We should always wear our strength and health like a crown. 

I've winced at some of the words I've typed so far. But when you spend three weeks lying in bed watching Daisy May Cooper in the medicinal and hilarious, This Country, on repeat while covered in a blanket of self-prescribed packets of chocolate buttons—you long to hear someone else's experience. To read the stories of others in a burnout shit storm.

I know there is content out there on burnout and mental illness. I know there are tips and tricks on banishing burnout. But these clickbait articles with their suggestive boxes to tick gave me no comfort at this point. I wanted to know how others got through a dark day and eased their tight anxiety chest, how others navigated their way through a panic attack, how others uttered the word... help

It's been six months since I threw the towel in on my dream writer's job. I did it for my physical and mental health, and I did it to model to my kids that self-care and self-love are the foundation of our life and wellness. 

Hands down, it was the toughest decision I've ever made, with a hefty financial impact too. There were a lot of snot-ridden tear-soaked tissues involved.

But the ultimate cure for burnout and all the mental ill-health that comes with it is not just self-care. I believe it is connection and all of us caring for one another, so none of us land in severe burnout town.

Whether you're reading this because you're experiencing mental ill-health or reading this because you're curious as to how the fuck a mental health writer lost her own mental health—learning and developing compassion for one another always wins.

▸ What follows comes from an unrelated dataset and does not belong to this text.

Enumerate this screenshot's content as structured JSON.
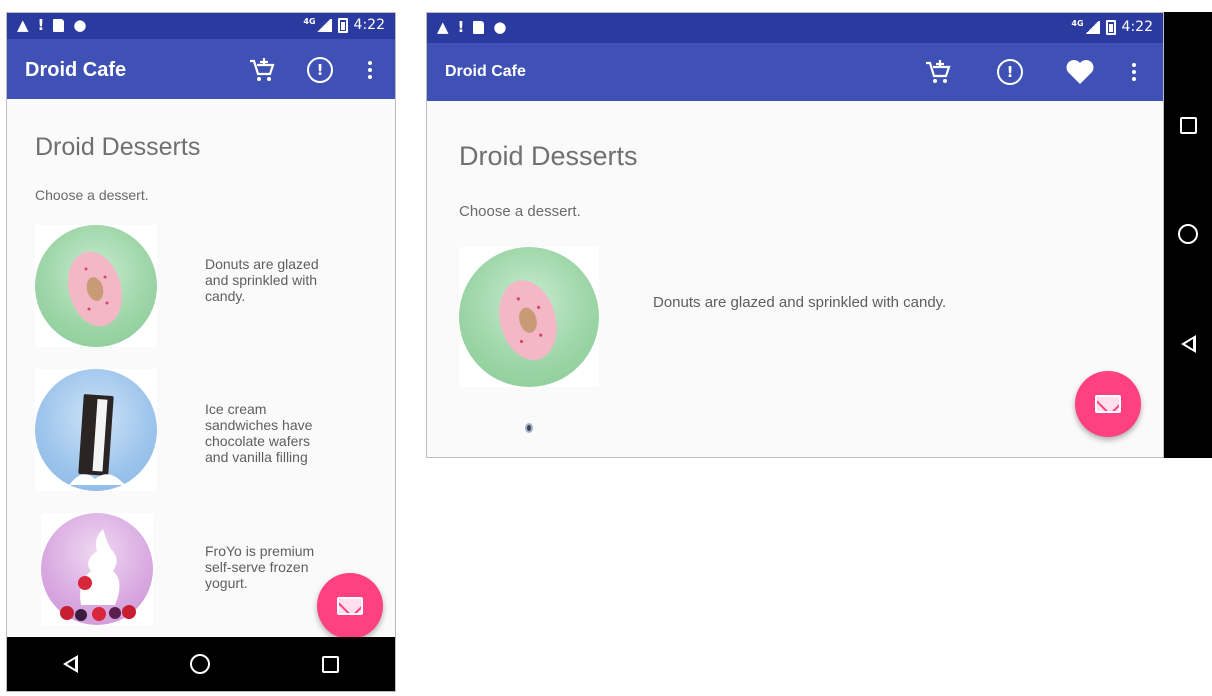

Regardless of our age, gender or situation, carrying a bag of badgers is practically unavoidable. Life can be going tickety-boo, the badgers are sleeping soundly in their bag. You don’t even notice they’re there. Other times we hit a bump in our yellow brick road, and maybe one of the badgers escapes, perhaps one of them throws up, maybe you drop the bag, and they make a run for it, causing absolute bloody chaos. But when this happens regularly, when this happens repeatedly, then Huston, we have a fucking problem.

If you are someone reading this and thinking, thank god I'm not alone. My response is: you're absofuckinglutely not alone and darling, I SEE you. 

The writer Walter Mosley said, "Most art is built from failure." So here I am, dusting myself off, getting back up, and ready to start a brand new day—all while holding a bag of badgers.

Let's crack on with rebuilding from the rubble. You with me?

Flic x

P.S. If you know a woman struggling with #everydayburnout please send her this article and tell her from me that she is not alone. The one thing I needed to hear on my lowest of low days was that very sentiment. 

I see you out there, Sista. Please hold on, it does get better.